Over the past year, Kelly Barr, a mathematics teacher at Gilmer County High School, has played an integral role in the growth of a statewide improvement network focused on mathematics teaching and learning as a Fellow in the “Mountaineer Mathematics Master Teachers” (M3T) project. The M3T project network began in 2020 thanks to a six-year, $3 million grant to West Virginia University from the National Science Foundation’s Robert Noyce Teacher Scholarship Program, supported by additional grants from the West Virginia Department of Education. The M3T project builds on previous efforts to support secondary mathematics teacher leadership and instructional improvement across West Virginia, which started in Pocahontas County over a decade ago.
“M3T has had such a profound impact on my teaching and instructional design”, said Barr, who is one of 43 M3T Fellows supported by the project, representing 29 counties across West Virginia. “In 22 years of being in the classroom, this professional development has been the most transformative because I can choose what I improve in my classroom. I can look at each new group of students and center on their needs as learners and make real, impactful improvements.”

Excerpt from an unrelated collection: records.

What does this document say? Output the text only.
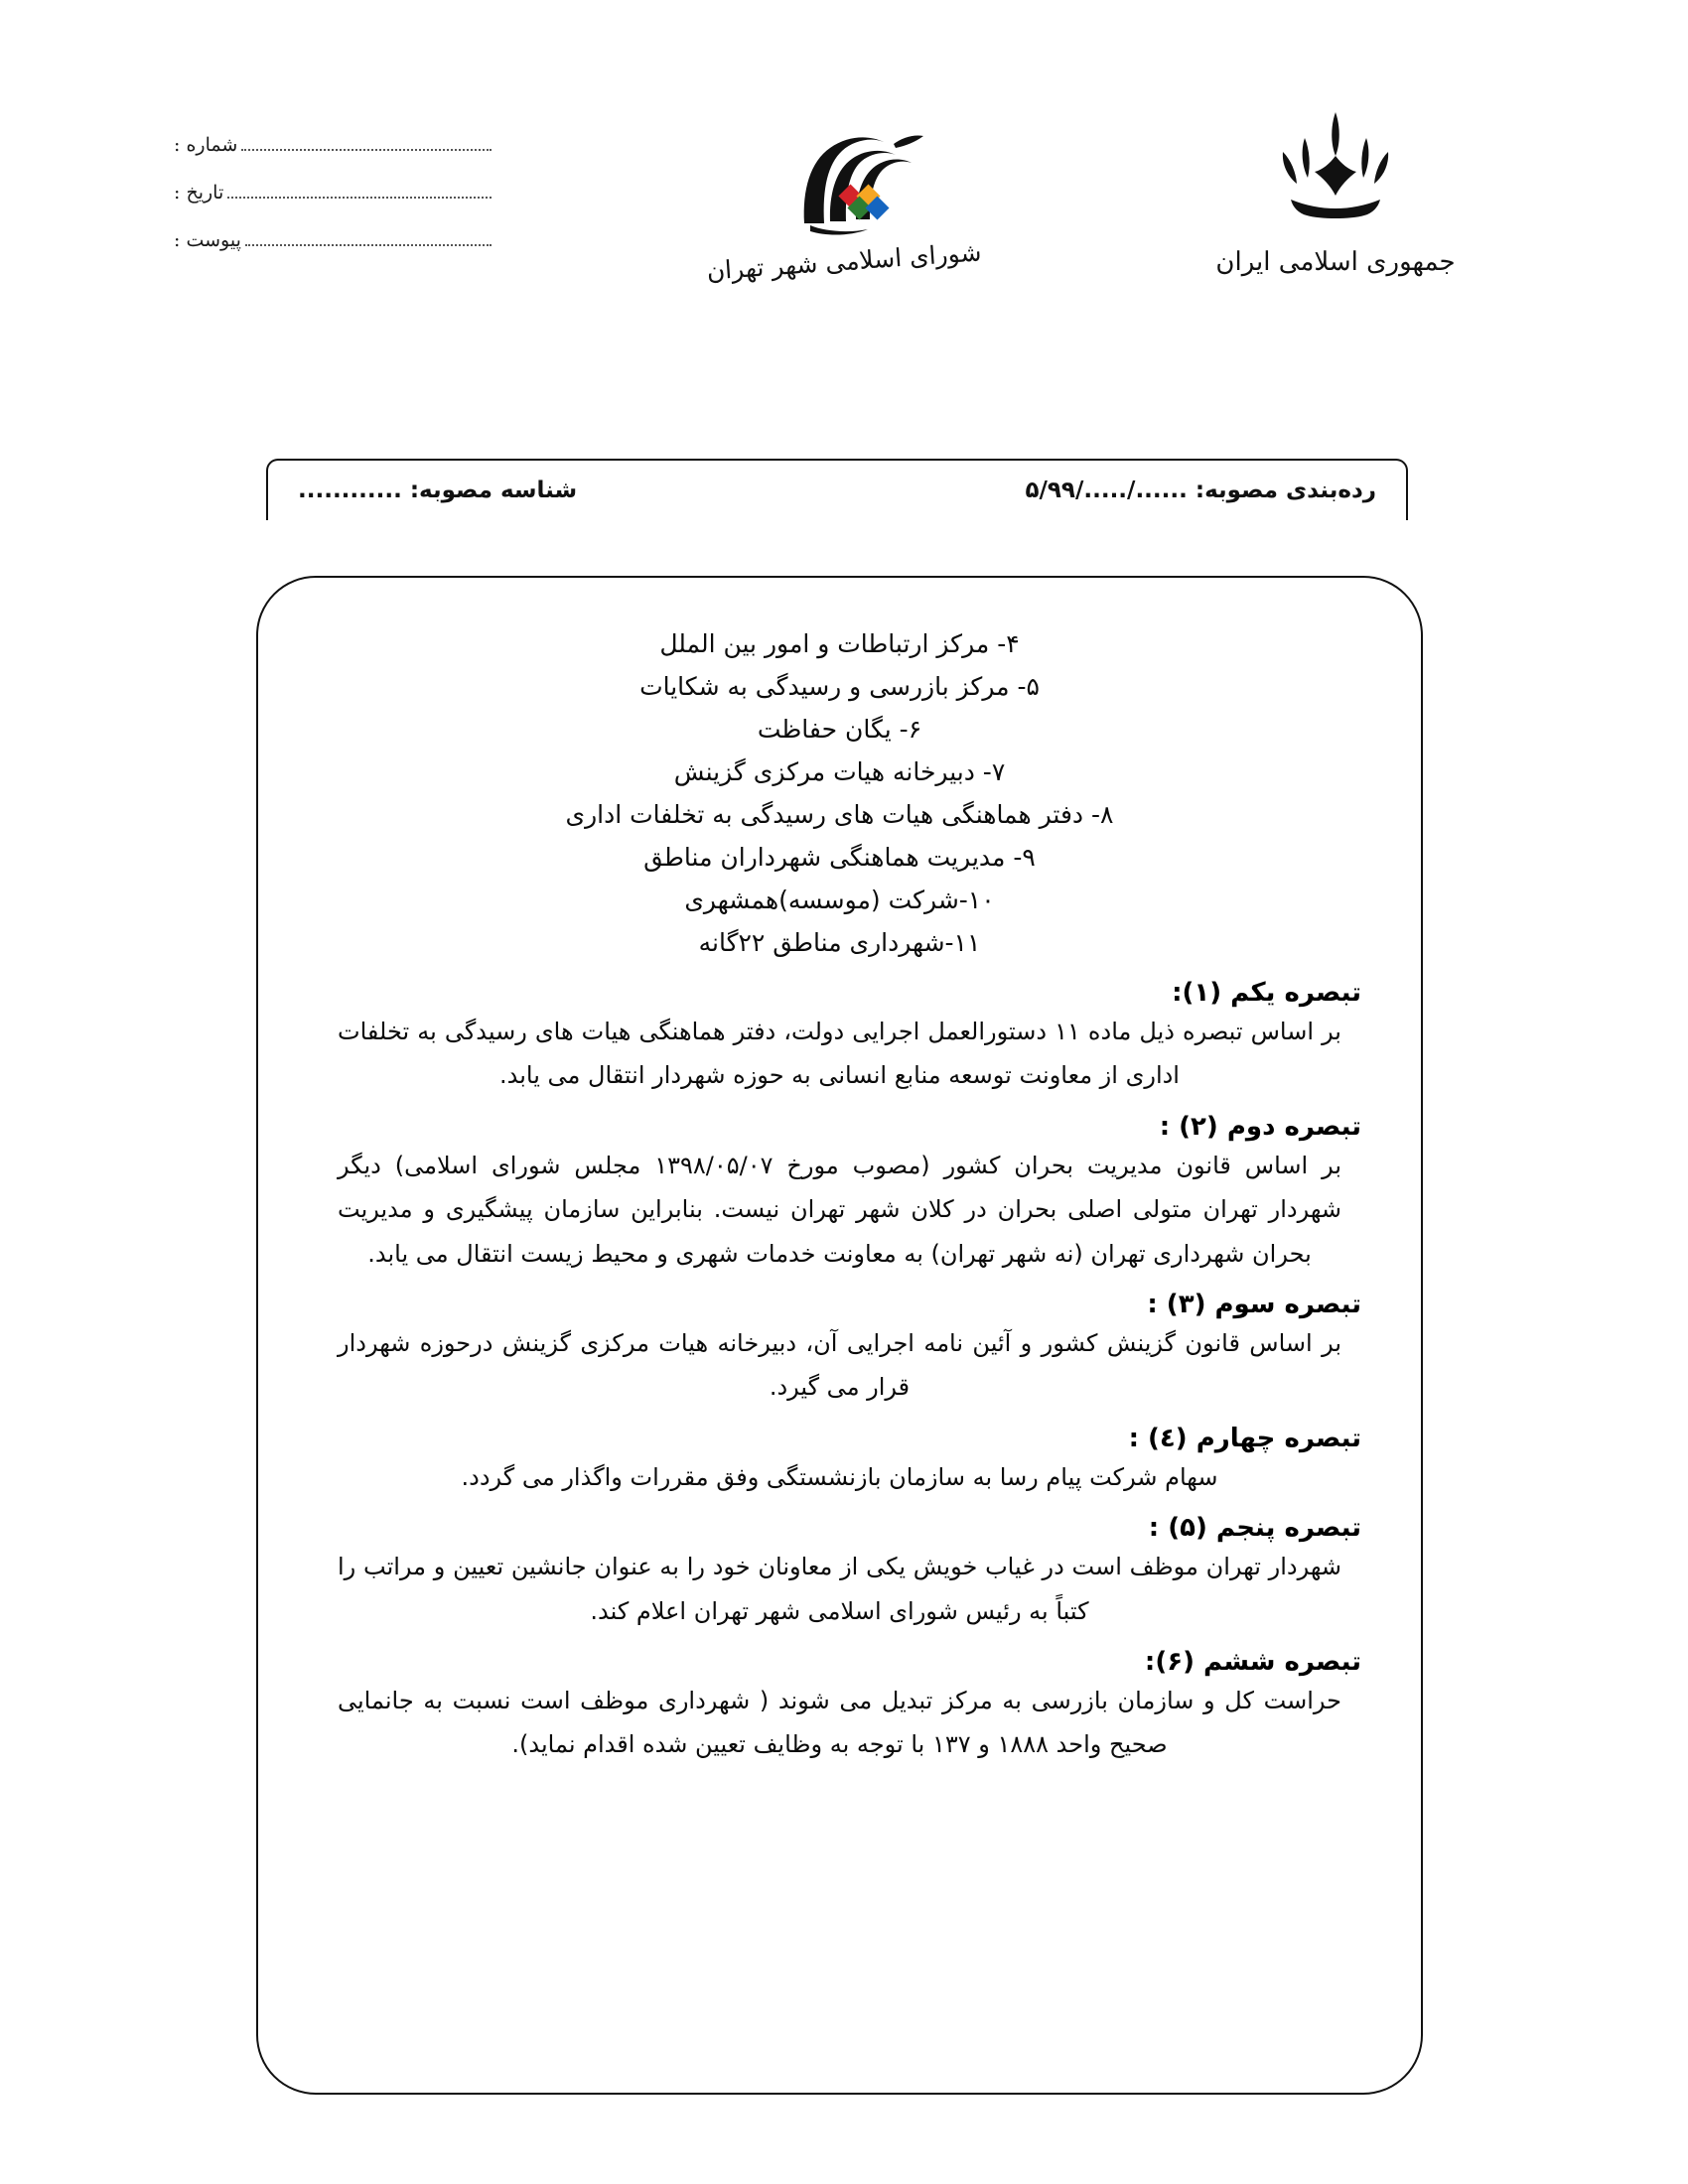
شماره :
تاریخ :
پیوست :	شورای اسلامی شهر تهران	جمهوری اسلامی ایران
رده‌بندی مصوبه: ....../...../۵/۹۹
شناسه مصوبه: ............
۴- مرکز ارتباطات و امور بین الملل
۵- مرکز بازرسی و رسیدگی به شکایات
۶- یگان حفاظت
۷- دبیرخانه هیات مرکزی گزینش
۸- دفتر هماهنگی هیات های رسیدگی به تخلفات اداری
۹- مدیریت هماهنگی شهرداران مناطق
۱۰-شرکت (موسسه)همشهری
۱۱-شهرداری مناطق ۲۲گانه
تبصره یکم (۱):

بر اساس تبصره ذیل ماده ۱۱ دستورالعمل اجرایی دولت، دفتر هماهنگی هیات های رسیدگی به تخلفات اداری از معاونت توسعه منابع انسانی به حوزه شهردار انتقال می یابد.

تبصره دوم (۲) :

بر اساس قانون مدیریت بحران کشور (مصوب مورخ ۱۳۹۸/۰۵/۰۷ مجلس شورای اسلامی) دیگر شهردار تهران متولی اصلی بحران در کلان شهر تهران نیست. بنابراین سازمان پیشگیری و مدیریت بحران شهرداری تهران (نه شهر تهران) به معاونت خدمات شهری و محیط زیست انتقال می یابد.

تبصره سوم (۳) :

بر اساس قانون گزینش کشور و آئین نامه اجرایی آن، دبیرخانه هیات مرکزی گزینش درحوزه شهردار قرار می گیرد.

تبصره چهارم (٤) :

سهام شرکت پیام رسا به سازمان بازنشستگی وفق مقررات واگذار می گردد.

تبصره پنجم (۵) :

شهردار تهران موظف است در غیاب خویش یکی از معاونان خود را به عنوان جانشین تعیین و مراتب را کتباً به رئیس شورای اسلامی شهر تهران اعلام کند.

تبصره ششم (۶):

حراست کل و سازمان بازرسی به مرکز تبدیل می شوند ( شهرداری موظف است نسبت به جانمایی صحیح واحد ۱۸۸۸ و ۱۳۷ با توجه به وظایف تعیین شده اقدام نماید).
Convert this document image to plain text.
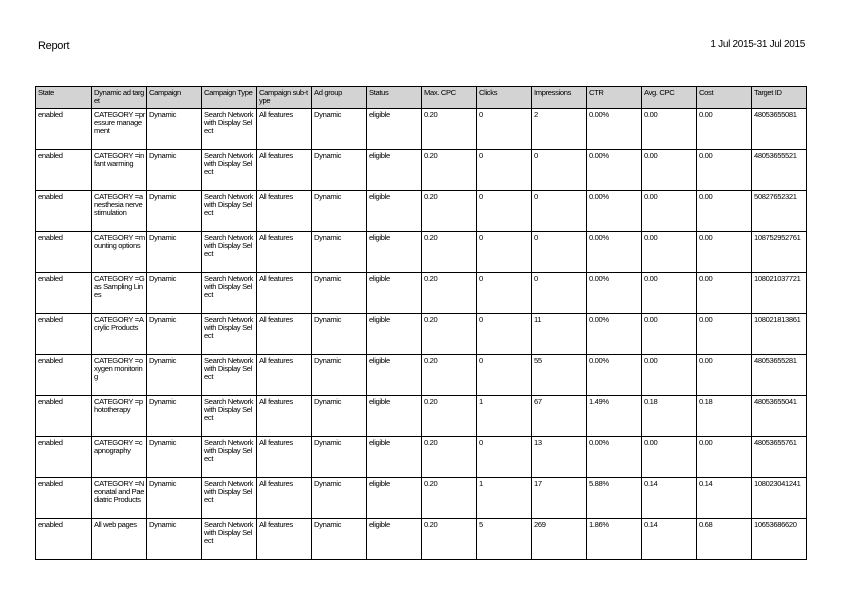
Report	1 Jul 2015-31 Jul 2015
State	Dynamic ad target	Campaign	Campaign Type	Campaign sub-type	Ad group	Status	Max. CPC	Clicks	Impressions	CTR	Avg. CPC	Cost	Target ID
enabled	CATEGORY =pressure management	Dynamic	Search Network with Display Select	All features	Dynamic	eligible	0.20	0	2	0.00%	0.00	0.00	48053655081
enabled	CATEGORY =infant warming	Dynamic	Search Network with Display Select	All features	Dynamic	eligible	0.20	0	0	0.00%	0.00	0.00	48053655521
enabled	CATEGORY =anesthesia nerve stimulation	Dynamic	Search Network with Display Select	All features	Dynamic	eligible	0.20	0	0	0.00%	0.00	0.00	50827652321
enabled	CATEGORY =mounting options	Dynamic	Search Network with Display Select	All features	Dynamic	eligible	0.20	0	0	0.00%	0.00	0.00	108752952761
enabled	CATEGORY =Gas Sampling Lines	Dynamic	Search Network with Display Select	All features	Dynamic	eligible	0.20	0	0	0.00%	0.00	0.00	108021037721
enabled	CATEGORY =Acrylic Products	Dynamic	Search Network with Display Select	All features	Dynamic	eligible	0.20	0	11	0.00%	0.00	0.00	108021813861
enabled	CATEGORY =oxygen monitoring	Dynamic	Search Network with Display Select	All features	Dynamic	eligible	0.20	0	55	0.00%	0.00	0.00	48053655281
enabled	CATEGORY =phototherapy	Dynamic	Search Network with Display Select	All features	Dynamic	eligible	0.20	1	67	1.49%	0.18	0.18	48053655041
enabled	CATEGORY =capnography	Dynamic	Search Network with Display Select	All features	Dynamic	eligible	0.20	0	13	0.00%	0.00	0.00	48053655761
enabled	CATEGORY =Neonatal and Paediatric Products	Dynamic	Search Network with Display Select	All features	Dynamic	eligible	0.20	1	17	5.88%	0.14	0.14	108023041241
enabled	All web pages	Dynamic	Search Network with Display Select	All features	Dynamic	eligible	0.20	5	269	1.86%	0.14	0.68	10653686620
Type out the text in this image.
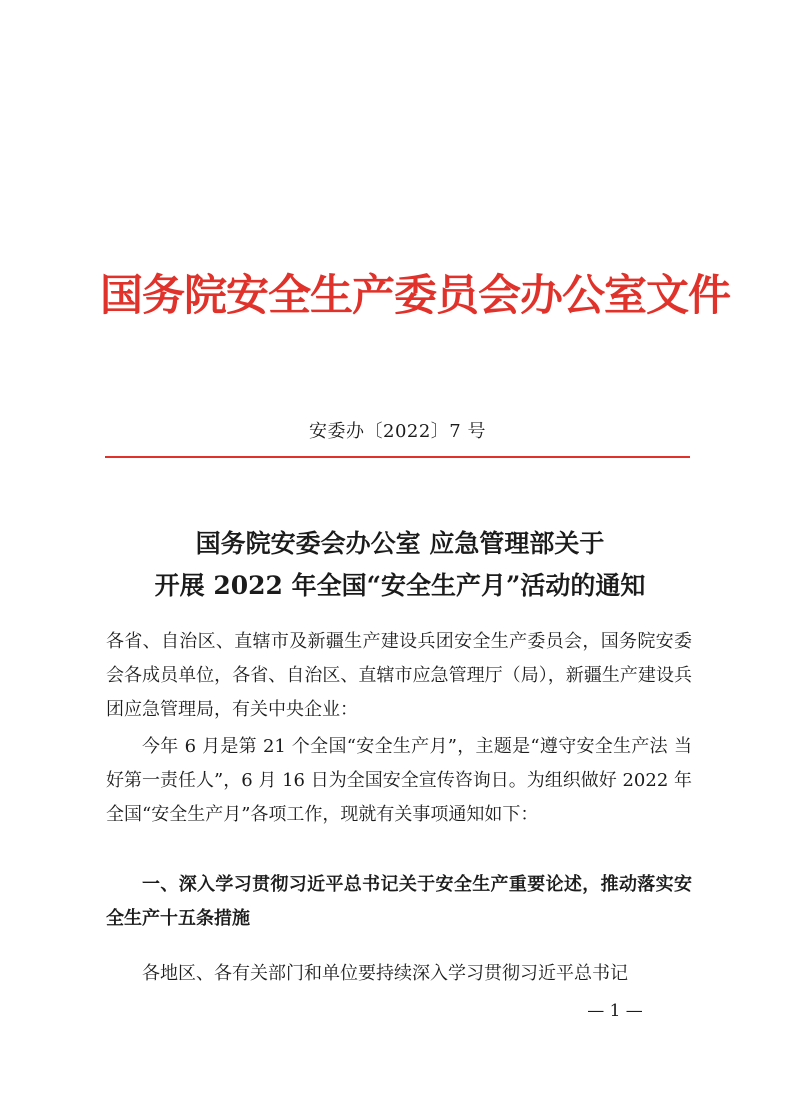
国务院安全生产委员会办公室文件
安委办〔2022〕7 号
国务院安委会办公室 应急管理部关于
开展 2022 年全国“安全生产月”活动的通知
各省、自治区、直辖市及新疆生产建设兵团安全生产委员会，国务院安委会各成员单位，各省、自治区、直辖市应急管理厅（局），新疆生产建设兵团应急管理局，有关中央企业：
今年 6 月是第 21 个全国“安全生产月”，主题是“遵守安全生产法 当好第一责任人”，6 月 16 日为全国安全宣传咨询日。为组织做好 2022 年全国“安全生产月”各项工作，现就有关事项通知如下：
一、深入学习贯彻习近平总书记关于安全生产重要论述，推动落实安全生产十五条措施
各地区、各有关部门和单位要持续深入学习贯彻习近平总书记
— 1 —
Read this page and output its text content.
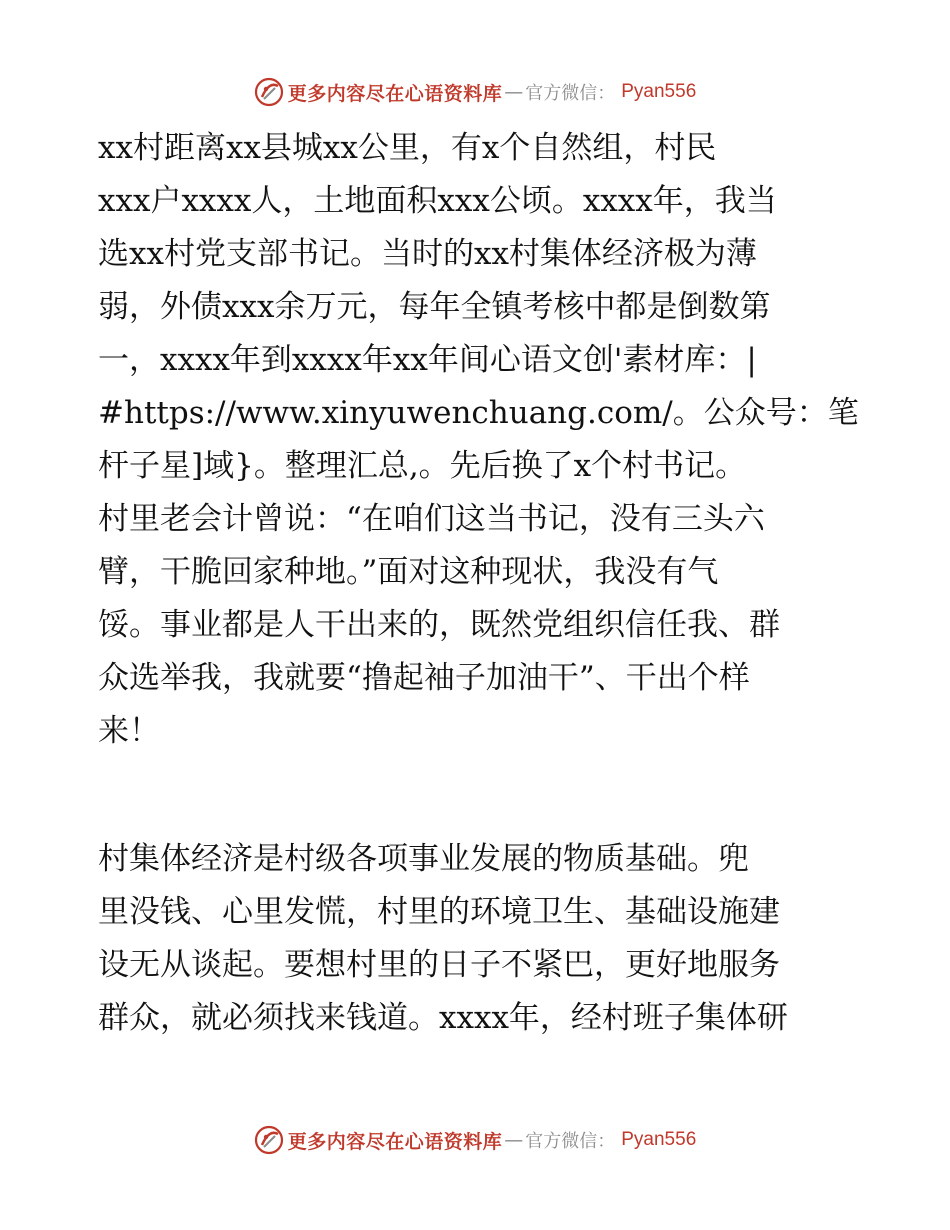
更多内容尽在心语资料库 — 官方微信： Pyan556
xx村距离xx县城xx公里，有x个自然组，村民
xxx户xxxx人，土地面积xxx公顷。xxxx年，我当
选xx村党支部书记。当时的xx村集体经济极为薄
弱，外债xxx余万元，每年全镇考核中都是倒数第
一，xxxx年到xxxx年xx年间心语文创'素材库：|
#https://www.xinyuwenchuang.com/。公众号：笔
杆子星]域}。整理汇总,。先后换了x个村书记。
村里老会计曾说：“在咱们这当书记，没有三头六
臂，干脆回家种地。”面对这种现状，我没有气
馁。事业都是人干出来的，既然党组织信任我、群
众选举我，我就要“撸起袖子加油干”、干出个样
来！
村集体经济是村级各项事业发展的物质基础。兜
里没钱、心里发慌，村里的环境卫生、基础设施建
设无从谈起。要想村里的日子不紧巴，更好地服务
群众，就必须找来钱道。xxxx年，经村班子集体研
更多内容尽在心语资料库 — 官方微信： Pyan556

As part of the project, M3T Fellows must continue to serve in their role as a middle or high school mathematics teacher and work as a network to identify and solve specific problems in their own classrooms and share that learning. Barr has also recruited and led an M3T “local improvement team” with Gilmer County colleagues—Morgan Allen and Melissa Jones—to extend the reach of M3T’s improvement efforts.
The Gilmer County High School team has worked for the past year to address math vocabulary in their mathematics classrooms. Guided by the M3T network’s approach to improvement, the team has tested the use of Word Bank Definitions, which requires students to use math vocabulary in new and meaningful ways. The team has also observed one another in the classrooms and discussed their observations of each other’s teachings.
“Being a part of this network and truly learning about improvement science has been game changing in my classroom and in the classrooms of my LIT members”, said Barr. “Without this fellowship and opportunity change like this may have never come to our classrooms in Gilmer County.”
The team has shared their ideas with other mathematics educators across the state—both on M3T network calls as well as through a poster presentation at the annual conference of the West Virginia Council of Teachers of Mathematics, held in March. The team also presented, “Vocabulary? This is Math Class.” to almost 50 WV educators during a separate session at WVCTM. Most recently, the team attended a Gilmer County School Board meeting to update the superintendent and board members of the work they have been doing over the past year for students in Gilmer County.
While the M3T project grant supports the activity of Barr as a Fellow, Gilmer County Schools has supported the work of the local improvement team, providing time and resources for the group to meet.
"The M3T project is an essential component to providing math teachers with innovative math instruction techniques by peers and professionals. I am so pleased that our school's improvement team of Kelly Barr, Morgan Allen and Melissa Jones are part of the M3T project.", said Nasia Butcher, Principal of Gilmer County High School. “It has enhanced their instruction and afforded students more ways of understanding complex and abstract ideas."
In addition to the local improvement team efforts, Barr, and other M3T Fellows are currently working to develop deeper understandings of topics related to data and statistics, as relatively new—though vital—content expectations in middle and high school mathematics classrooms. Fellows will share these and other takeaways from the year at the M3T Summer Institute, being held in June in Morgantown. The network will be sharing reports on progress made with educators across the state starting in the fall.